I have quite some experience with NMV and MV amps from the 70s (1959 and 2203/2204 models) and can confirm some of the tipps written above.
Old Marshalls are very sensitive to input gain and thats where the fun comes from imo. They react to the guitars volume knob like an external gain adjustment. If you want clean, you have different option:

1) Adjust the amp for your dirt sound with the guitars` volume on 10 and than simply roll back your guitars volume knob. If the amp has a bright cap, it will retain the sparly highs better.
2) Use a different input on the amp. Both of the low inputs, treble and normal side, are -6db inputs. So every signal coming in doesn`t drive the input stage of the amp that hard and results in less distortion (and less volume). Therefore you get much cleaner sounds while still being freaking loud ... you know 100 Watt Marshalls ;) For the 2203 Mastervolume amps the same applies. Actually i find the low input on 2203 (2 holer) gives me the nicest cleans of any amp i`ve ever had.
So try to experiment with the inputrouting in the app!

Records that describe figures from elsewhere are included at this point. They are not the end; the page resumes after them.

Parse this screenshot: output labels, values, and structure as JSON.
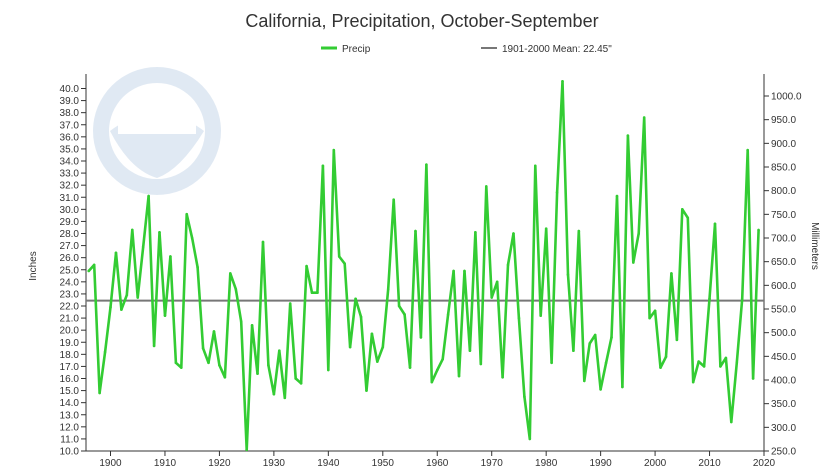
{
  "chart_data": {
    "type": "line",
    "title": "California, Precipitation, October-September",
    "ylabel": "Inches",
    "y2label": "Millimeters",
    "legend": {
      "placement": "top",
      "items": [
        {
          "label": "Precip",
          "color": "#33cc33"
        },
        {
          "label": "1901-2000 Mean: 22.45\"",
          "color": "#777777"
        }
      ]
    },
    "xlim": [
      1895.5,
      2020
    ],
    "ylim": [
      10,
      41.2
    ],
    "y2lim": [
      250,
      1046.5
    ],
    "x_ticks": [
      1900,
      1910,
      1920,
      1930,
      1940,
      1950,
      1960,
      1970,
      1980,
      1990,
      2000,
      2010,
      2020
    ],
    "y_ticks": [
      "10.0",
      "11.0",
      "12.0",
      "13.0",
      "14.0",
      "15.0",
      "16.0",
      "17.0",
      "18.0",
      "19.0",
      "20.0",
      "21.0",
      "22.0",
      "23.0",
      "24.0",
      "25.0",
      "26.0",
      "27.0",
      "28.0",
      "29.0",
      "30.0",
      "31.0",
      "32.0",
      "33.0",
      "34.0",
      "35.0",
      "36.0",
      "37.0",
      "38.0",
      "39.0",
      "40.0"
    ],
    "y2_ticks": [
      "250.0",
      "300.0",
      "350.0",
      "400.0",
      "450.0",
      "500.0",
      "550.0",
      "600.0",
      "650.0",
      "700.0",
      "750.0",
      "800.0",
      "850.0",
      "900.0",
      "950.0",
      "1000.0"
    ],
    "grid": false,
    "mean": 22.45,
    "series": [
      {
        "name": "Precip",
        "color": "#33cc33",
        "x": [
          1896,
          1897,
          1898,
          1899,
          1900,
          1901,
          1902,
          1903,
          1904,
          1905,
          1906,
          1907,
          1908,
          1909,
          1910,
          1911,
          1912,
          1913,
          1914,
          1915,
          1916,
          1917,
          1918,
          1919,
          1920,
          1921,
          1922,
          1923,
          1924,
          1925,
          1926,
          1927,
          1928,
          1929,
          1930,
          1931,
          1932,
          1933,
          1934,
          1935,
          1936,
          1937,
          1938,
          1939,
          1940,
          1941,
          1942,
          1943,
          1944,
          1945,
          1946,
          1947,
          1948,
          1949,
          1950,
          1951,
          1952,
          1953,
          1954,
          1955,
          1956,
          1957,
          1958,
          1959,
          1960,
          1961,
          1962,
          1963,
          1964,
          1965,
          1966,
          1967,
          1968,
          1969,
          1970,
          1971,
          1972,
          1973,
          1974,
          1975,
          1976,
          1977,
          1978,
          1979,
          1980,
          1981,
          1982,
          1983,
          1984,
          1985,
          1986,
          1987,
          1988,
          1989,
          1990,
          1991,
          1992,
          1993,
          1994,
          1995,
          1996,
          1997,
          1998,
          1999,
          2000,
          2001,
          2002,
          2003,
          2004,
          2005,
          2006,
          2007,
          2008,
          2009,
          2010,
          2011,
          2012,
          2013,
          2014,
          2015,
          2016,
          2017,
          2018,
          2019
        ],
        "values": [
          24.9,
          25.4,
          14.8,
          18.2,
          21.9,
          26.4,
          21.7,
          22.9,
          28.3,
          22.7,
          26.9,
          31.1,
          18.7,
          28.1,
          21.2,
          26.1,
          17.3,
          16.9,
          29.6,
          27.6,
          25.2,
          18.5,
          17.3,
          19.9,
          17.1,
          16.1,
          24.7,
          23.4,
          20.7,
          10.1,
          20.4,
          16.4,
          27.3,
          17.1,
          14.7,
          18.3,
          14.4,
          22.2,
          16.0,
          15.6,
          25.3,
          23.1,
          23.1,
          33.6,
          16.7,
          34.9,
          26.1,
          25.5,
          18.6,
          22.6,
          21.1,
          15.0,
          19.7,
          17.4,
          18.6,
          23.4,
          30.8,
          22.0,
          21.3,
          16.9,
          28.2,
          19.4,
          33.7,
          15.7,
          16.7,
          17.6,
          21.3,
          24.9,
          16.2,
          24.9,
          18.3,
          28.1,
          17.2,
          31.9,
          22.7,
          24.0,
          16.1,
          25.4,
          28.0,
          21.0,
          14.5,
          11.0,
          33.6,
          21.2,
          28.4,
          17.3,
          31.4,
          40.6,
          24.6,
          18.3,
          28.2,
          15.8,
          18.9,
          19.6,
          15.1,
          17.3,
          19.4,
          31.1,
          15.3,
          36.1,
          25.6,
          28.0,
          37.6,
          21.0,
          21.6,
          16.9,
          17.8,
          24.7,
          19.2,
          30.0,
          29.3,
          15.7,
          17.4,
          17.0,
          22.6,
          28.8,
          17.0,
          17.7,
          12.4,
          17.3,
          22.6,
          34.9,
          16.0,
          28.3
        ]
      }
    ]
  }
}
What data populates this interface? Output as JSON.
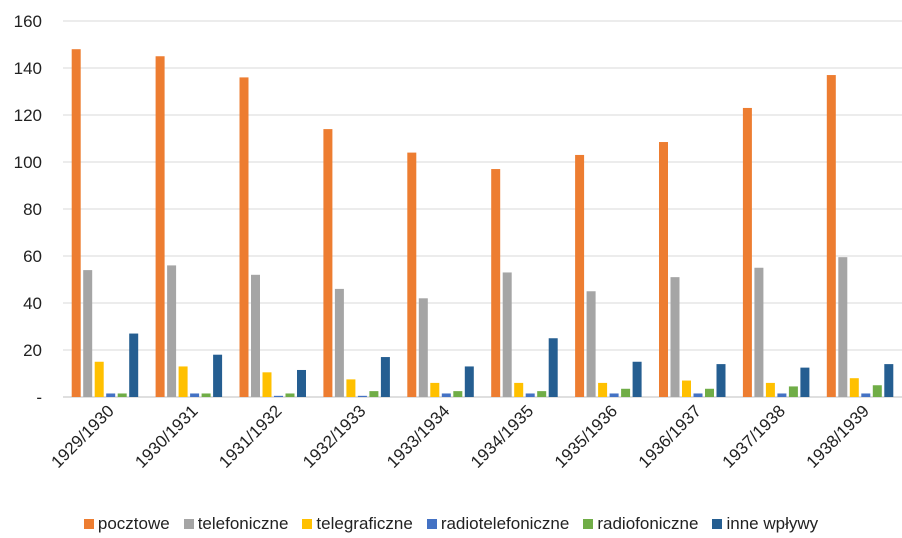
{
  "chart_data": {
    "type": "bar",
    "categories": [
      "1929/1930",
      "1930/1931",
      "1931/1932",
      "1932/1933",
      "1933/1934",
      "1934/1935",
      "1935/1936",
      "1936/1937",
      "1937/1938",
      "1938/1939"
    ],
    "series": [
      {
        "name": "pocztowe",
        "color": "#ED7D31",
        "values": [
          148,
          145,
          136,
          114,
          104,
          97,
          103,
          108.5,
          123,
          137
        ]
      },
      {
        "name": "telefoniczne",
        "color": "#A5A5A5",
        "values": [
          54,
          56,
          52,
          46,
          42,
          53,
          45,
          51,
          55,
          59.5
        ]
      },
      {
        "name": "telegraficzne",
        "color": "#FFC000",
        "values": [
          15,
          13,
          10.5,
          7.5,
          6,
          6,
          6,
          7,
          6,
          8
        ]
      },
      {
        "name": "radiotelefoniczne",
        "color": "#4472C4",
        "values": [
          1.5,
          1.5,
          0.5,
          0.5,
          1.5,
          1.5,
          1.5,
          1.5,
          1.5,
          1.5
        ]
      },
      {
        "name": "radiofoniczne",
        "color": "#70AD47",
        "values": [
          1.5,
          1.5,
          1.5,
          2.5,
          2.5,
          2.5,
          3.5,
          3.5,
          4.5,
          5
        ]
      },
      {
        "name": "inne wpływy",
        "color": "#255E91",
        "values": [
          27,
          18,
          11.5,
          17,
          13,
          25,
          15,
          14,
          12.5,
          14
        ]
      }
    ],
    "yticks": [
      "-",
      "20",
      "40",
      "60",
      "80",
      "100",
      "120",
      "140",
      "160"
    ],
    "ylim": [
      0,
      160
    ],
    "title": "",
    "xlabel": "",
    "ylabel": "",
    "grid": true,
    "legend_position": "bottom"
  }
}
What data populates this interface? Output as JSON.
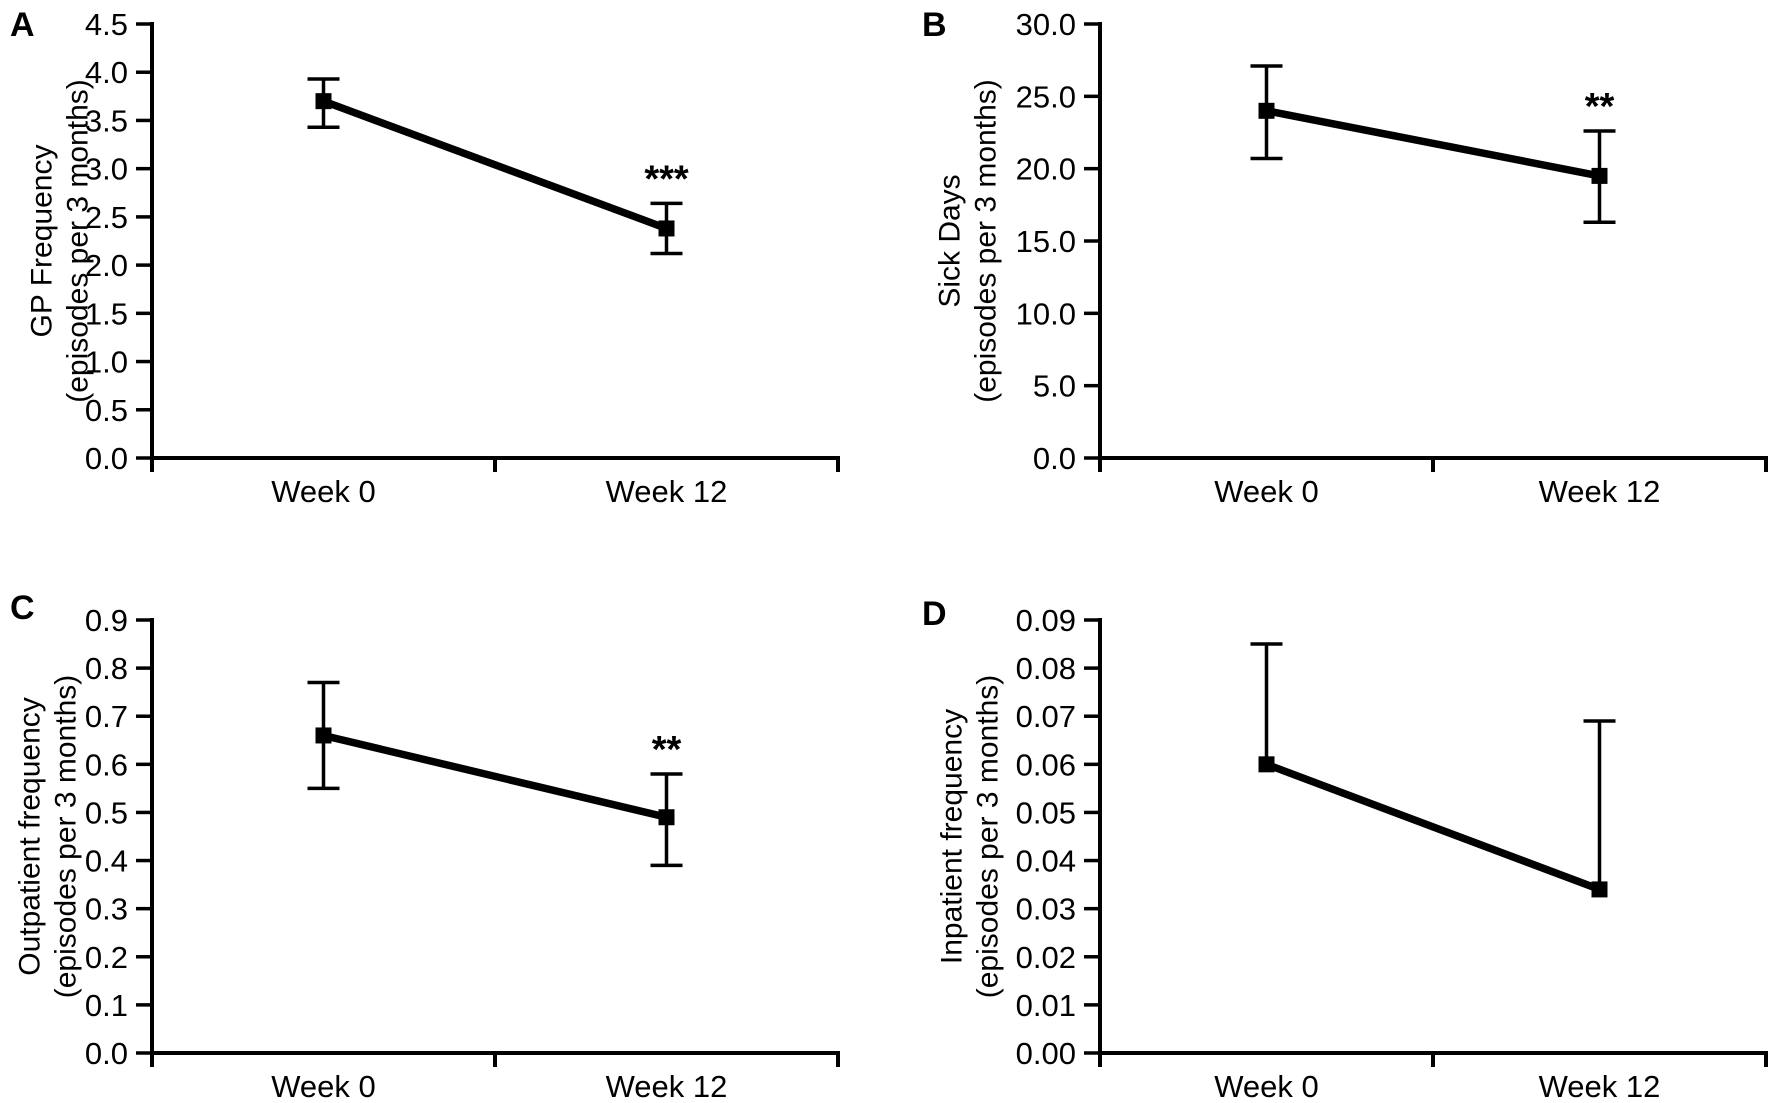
{
  "colors": {
    "foreground": "#000000",
    "background": "#ffffff"
  },
  "chart_data": [
    {
      "type": "line",
      "panel_label": "A",
      "ylabel_line1": "GP Frequency",
      "ylabel_line2": "(episodes per 3 months)",
      "categories": [
        "Week 0",
        "Week 12"
      ],
      "values": [
        3.7,
        2.38
      ],
      "err_low": [
        3.43,
        2.12
      ],
      "err_high": [
        3.93,
        2.64
      ],
      "significance": [
        "",
        "***"
      ],
      "ylim": [
        0.0,
        4.5
      ],
      "ytick_step": 0.5,
      "ytick_decimals": 1,
      "grid": false,
      "marker": "square",
      "legend": "none"
    },
    {
      "type": "line",
      "panel_label": "B",
      "ylabel_line1": "Sick Days",
      "ylabel_line2": "(episodes per 3 months)",
      "categories": [
        "Week 0",
        "Week 12"
      ],
      "values": [
        24.0,
        19.5
      ],
      "err_low": [
        20.7,
        16.3
      ],
      "err_high": [
        27.1,
        22.6
      ],
      "significance": [
        "",
        "**"
      ],
      "ylim": [
        0.0,
        30.0
      ],
      "ytick_step": 5.0,
      "ytick_decimals": 1,
      "grid": false,
      "marker": "square",
      "legend": "none"
    },
    {
      "type": "line",
      "panel_label": "C",
      "ylabel_line1": "Outpatient frequency",
      "ylabel_line2": "(episodes per 3 months)",
      "categories": [
        "Week 0",
        "Week 12"
      ],
      "values": [
        0.66,
        0.49
      ],
      "err_low": [
        0.55,
        0.39
      ],
      "err_high": [
        0.77,
        0.58
      ],
      "significance": [
        "",
        "**"
      ],
      "ylim": [
        0.0,
        0.9
      ],
      "ytick_step": 0.1,
      "ytick_decimals": 1,
      "grid": false,
      "marker": "square",
      "legend": "none"
    },
    {
      "type": "line",
      "panel_label": "D",
      "ylabel_line1": "Inpatient frequency",
      "ylabel_line2": "(episodes per 3 months)",
      "categories": [
        "Week 0",
        "Week 12"
      ],
      "values": [
        0.06,
        0.034
      ],
      "err_low": [
        null,
        null
      ],
      "err_high": [
        0.085,
        0.069
      ],
      "significance": [
        "",
        ""
      ],
      "ylim": [
        0.0,
        0.09
      ],
      "ytick_step": 0.01,
      "ytick_decimals": 2,
      "grid": false,
      "marker": "square",
      "legend": "none"
    }
  ]
}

Also the different combinations of patching the inputs does wonders. Here is how i do it on my 76 100 Watter if i want a straight rock tone:

I use a patch cable going from treble input 2 (low) to normal input 1 (high). Than i plug my guitar cable into Treble input 1 (high).
With guitar at volume 9 (smidge below max) i adjust my tone with the volume controls on the amp. i.e. turn treble volume up to 7 for example and than add some missing bass by turning up the normal volume pot to taste. Usually i end up with treble volume at 7 and normal volume between 4 and 6 depending on the guitar. Than i adjust the eq on the amp and most important the presence. Thats how i set up my old 70s Marshalls.
Guitar at volume 8 gives me restrained rock tone for verse, guitarvolume on 9 adds distortion and volume for chorus and on 10 (plus Boss SD1 and delay pedal) gives great solo tones. If i want to go clean i lower the guitar volume by ear, maybe to 3-5.

My post got a bit out of hand but i hope it helps tuning your pedal to your taste.